Execution Management
This guide will walk through execution management for your pipelines.
Logging Executions
You can log executions by using the track_pipeline_execution decorator.
This will log the execution to the Watcher framework and return the execution id.
This execution id can be used to track the execution and retrieve the metrics.
The track_pipeline_execution decorator requires the pipeline id and active status as arguments.
You can also pass in the parent_execution_id, watermark, and next_watermark as arguments to be logged.
Exception Handling
The decorator handles exceptions automatically:
Unexpected exceptions are automatically caught, logged as failures in the Watcher API, and then re-raised
Set `completed_successfully=False` for business logic failures (not exceptions)
Warning
Do not catch exceptions and return ETLResult. This silences the error, make sure to raise the exception and the decorator will automatically mark the execution as failed.
Example Usage
from watcher import Watcher, WatcherContext
watcher = Watcher("https://api.watcher.example.com")
@watcher.track_pipeline_execution(
pipeline_id=synced_config.pipeline.id,
active=synced_config.pipeline.active)
def etl_pipeline():
try:
# Your ETL logic here
if some_condition_fails:
return ETLResult(completed_successfully=False, execution_metadata={"error": "Data quality issues"})
return ETLResult(completed_successfully=True, inserts=100, total_rows=100)
except Exception as e:
# Don't catch exceptions - let them bubble up to the decorator
# The decorator will automatically mark the execution as failed
raise e
# Access results
result = etl_pipeline()
from watcher import Watcher, WatcherContext
watcher = Watcher("https://api.watcher.example.com")
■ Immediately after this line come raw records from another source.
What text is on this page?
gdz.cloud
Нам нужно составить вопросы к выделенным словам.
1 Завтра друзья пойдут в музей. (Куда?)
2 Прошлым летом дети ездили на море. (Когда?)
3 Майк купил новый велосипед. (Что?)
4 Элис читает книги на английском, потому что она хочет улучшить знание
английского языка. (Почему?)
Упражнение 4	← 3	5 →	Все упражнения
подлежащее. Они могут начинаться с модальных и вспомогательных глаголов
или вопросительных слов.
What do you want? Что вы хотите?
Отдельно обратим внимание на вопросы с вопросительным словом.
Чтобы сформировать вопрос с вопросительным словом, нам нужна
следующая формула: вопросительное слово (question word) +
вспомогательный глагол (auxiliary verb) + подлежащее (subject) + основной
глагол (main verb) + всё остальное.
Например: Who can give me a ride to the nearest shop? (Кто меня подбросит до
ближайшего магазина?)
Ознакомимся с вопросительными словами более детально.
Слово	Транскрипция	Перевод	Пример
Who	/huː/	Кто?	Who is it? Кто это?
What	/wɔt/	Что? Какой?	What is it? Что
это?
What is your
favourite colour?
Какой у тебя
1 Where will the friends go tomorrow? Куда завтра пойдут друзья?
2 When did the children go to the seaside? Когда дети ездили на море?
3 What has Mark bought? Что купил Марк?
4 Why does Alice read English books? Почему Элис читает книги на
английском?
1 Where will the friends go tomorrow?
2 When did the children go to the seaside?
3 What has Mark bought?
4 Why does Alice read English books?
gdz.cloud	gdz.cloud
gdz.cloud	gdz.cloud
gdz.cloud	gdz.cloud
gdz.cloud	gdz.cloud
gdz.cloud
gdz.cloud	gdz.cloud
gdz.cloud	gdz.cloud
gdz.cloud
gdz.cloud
synced_config = watcher.sync_pipeline_config(MY_ETL_PIPELINE_CONFIG)
@watcher.track_pipeline_execution(
pipeline_id=synced_config.pipeline.id,
active=synced_config.pipeline.active)
def my_pipeline():
# Work here
return ETLResult(
completed_successfully=True,
inserts=100,
total_rows=100,
)
my_pipeline()
Custom ETL Results
You can extend ETLResult with custom fields to return additional data from your pipeline:
from pydantic import BaseModel
from watcher import ETLResult
class CustomETLResult(ETLResult):
data_quality_score: Optional[float] = None
@watcher.track_pipeline_execution(
pipeline_id=synced_config.pipeline.id,
active=synced_config.pipeline.active)
def my_pipeline():
# ... do work ...
return CustomETLResult(
completed_successfully=True,
inserts=100,
total_rows=100,
data_quality_score=0.95
)
# Access custom fields
output = my_pipeline()
print(f"Quality score: {output.result.data_quality_score}")
Note
Custom fields are only accessible in your application code. Only the standard ETLResult fields (completed_successfully, inserts, updates, etc.) are sent to the Watcher API.
ETL Results
The ETLResult is a class that is required to be returned from your pipeline function
if using the track_pipeline_execution decorator.
It contains the metrics for your pipeline that are logged to the Watcher framework.
class ETLResult(BaseModel):
completed_successfully: bool
inserts: Optional[int] = Field(default=None, ge=0)
updates: Optional[int] = Field(default=None, ge=0)
soft_deletes: Optional[int] = Field(default=None, ge=0)
total_rows: Optional[int] = Field(default=None, ge=0)
execution_metadata: Optional[dict] = None
Code Example:
from watcher import ETLResult
@watcher.track_pipeline_execution(
pipeline_id=synced_config.pipeline.id,
active=synced_config.pipeline.active)
def my_pipeline():
# Work here
return ETLResult(
completed_successfully=True,
inserts=100,
total_rows=100,
)
Execution Results
The ExecutionResults is a class that is returned from your pipeline function. This wraps around the ETLResult class and adds the execution id. This is to ensure access to the execution id for any usage.
from watcher import ExecutionResult
@watcher.track_pipeline_execution(
pipeline_id=synced_config.pipeline.id,
active=synced_config.pipeline.active)
def my_pipeline() -> ExecutionResult:
# Work here
return ETLResult(
completed_successfully=True,
inserts=100,
total_rows=100,
)
output = my_pipeline()
print(output.execution_id)
print(output.result)
print(output.result.inserts)
Hierarchical Executions
For parent-child execution relationships, you have two options:
Option 1: track_child_pipeline_execution() method (Recommended)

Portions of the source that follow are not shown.